Controlled design for integration of FeP into 3D carbon frameworks for superior Na storage

Abstract

Developing a facile but effective strategy to maintain structural stability and alleviate the intrinsic poor conductivity of transition metal phosphides is of great importance but challenging. Herein, the N, P-functionalized carbon frameworks are rationally integrated with FeP nanaoparticles through a recrystallization self-assembly process with green phytic acid (PA) as precursors. Such unique heterostructure can enhance the kinetics reaction and structural stability.
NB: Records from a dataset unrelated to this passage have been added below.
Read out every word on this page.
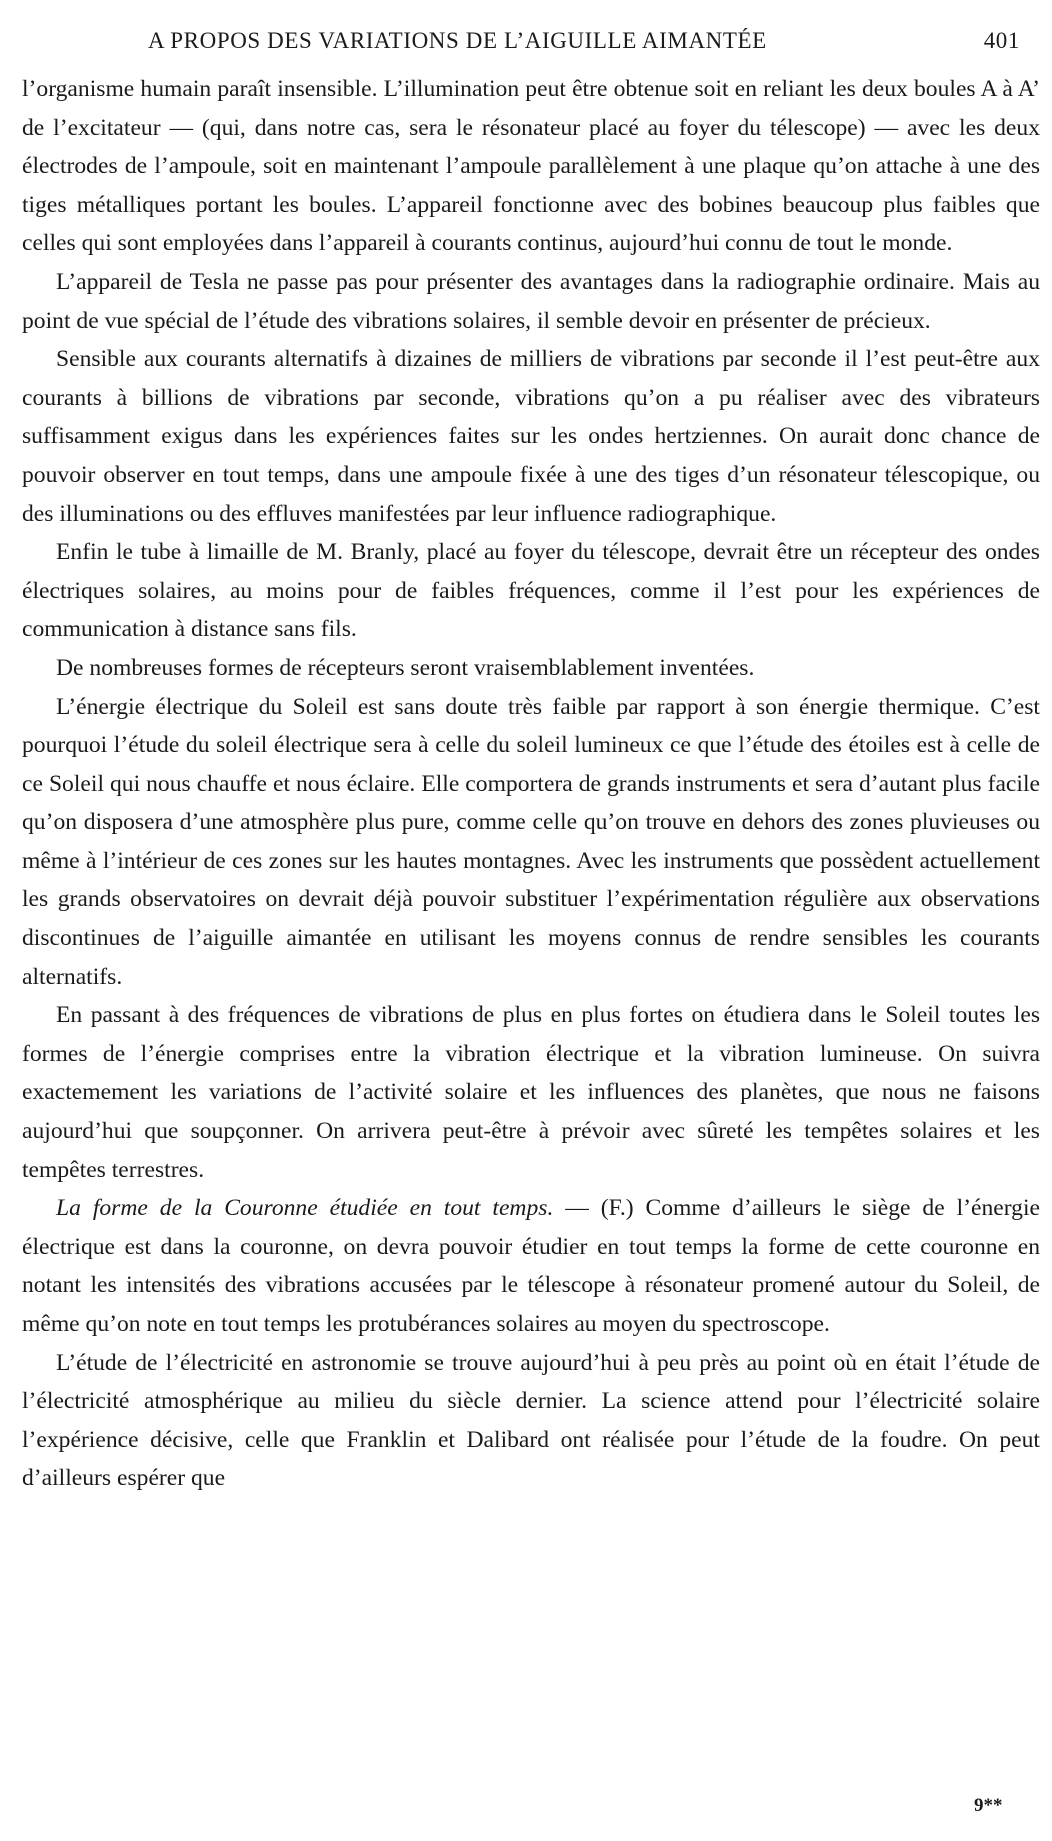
A PROPOS DES VARIATIONS DE L’AIGUILLE AIMANTÉE	401

l’organisme humain paraît insensible. L’illumination peut être obtenue soit en reliant les deux boules A à A’ de l’excitateur — (qui, dans notre cas, sera le résonateur placé au foyer du télescope) — avec les deux électrodes de l’ampoule, soit en maintenant l’ampoule parallèlement à une plaque qu’on attache à une des tiges métalliques portant les boules. L’appareil fonctionne avec des bobines beaucoup plus faibles que celles qui sont employées dans l’appareil à courants continus, aujourd’hui connu de tout le monde.

L’appareil de Tesla ne passe pas pour présenter des avantages dans la radiographie ordinaire. Mais au point de vue spécial de l’étude des vibrations solaires, il semble devoir en présenter de précieux.

Sensible aux courants alternatifs à dizaines de milliers de vibrations par seconde il l’est peut-être aux courants à billions de vibrations par seconde, vibrations qu’on a pu réaliser avec des vibrateurs suffisamment exigus dans les expériences faites sur les ondes hertziennes. On aurait donc chance de pouvoir observer en tout temps, dans une ampoule fixée à une des tiges d’un résonateur télescopique, ou des illuminations ou des effluves manifestées par leur influence radiographique.

Enfin le tube à limaille de M. Branly, placé au foyer du télescope, devrait être un récepteur des ondes électriques solaires, au moins pour de faibles fréquences, comme il l’est pour les expériences de communication à distance sans fils.

De nombreuses formes de récepteurs seront vraisemblablement inventées.

L’énergie électrique du Soleil est sans doute très faible par rapport à son énergie thermique. C’est pourquoi l’étude du soleil électrique sera à celle du soleil lumineux ce que l’étude des étoiles est à celle de ce Soleil qui nous chauffe et nous éclaire. Elle comportera de grands instruments et sera d’autant plus facile qu’on disposera d’une atmosphère plus pure, comme celle qu’on trouve en dehors des zones pluvieuses ou même à l’intérieur de ces zones sur les hautes montagnes. Avec les instruments que possèdent actuellement les grands observatoires on devrait déjà pouvoir substituer l’expérimentation régulière aux observations discontinues de l’aiguille aimantée en utilisant les moyens connus de rendre sensibles les courants alternatifs.

En passant à des fréquences de vibrations de plus en plus fortes on étudiera dans le Soleil toutes les formes de l’énergie comprises entre la vibration électrique et la vibration lumineuse. On suivra exactemement les variations de l’activité solaire et les influences des planètes, que nous ne faisons aujourd’hui que soupçonner. On arrivera peut-être à prévoir avec sûreté les tempêtes solaires et les tempêtes terrestres.

La forme de la Couronne étudiée en tout temps. — (F.) Comme d’ailleurs le siège de l’énergie électrique est dans la couronne, on devra pouvoir étudier en tout temps la forme de cette couronne en notant les intensités des vibrations accusées par le télescope à résonateur promené autour du Soleil, de même qu’on note en tout temps les protubérances solaires au moyen du spectroscope.

L’étude de l’électricité en astronomie se trouve aujourd’hui à peu près au point où en était l’étude de l’électricité atmosphérique au milieu du siècle dernier. La science attend pour l’électricité solaire l’expérience décisive, celle que Franklin et Dalibard ont réalisée pour l’étude de la foudre. On peut d’ailleurs espérer que

9**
In situ introduction of FeP nanoparticles into 3D carbon frameworks can dramatically reduce the risk of fracture and prevent the aggregation of nanoscale FeP particles during cycling, thus ensuing the integrity of electrode microstructure. Benefiting from the novel structure, serving as the anode for sodium storage, FeP@PNC electrode demonstrates a superior reversible capability (340.1 mA h g−1 at 0.1 A g−1), superb rate capability (84.1 mA h g−1 at 3 A g−1) and prolonged cycling life (a high capacity of 224.5 mA h g−1 over 4500 cycles at 0.5 A g−1). As evidenced by experiments and density functional theory calculations, the interface between FeP and carbon with vacancy can promote the charge transfer and enhance the interaction between active nanoparticles and Na atoms, contributing to the Na storage.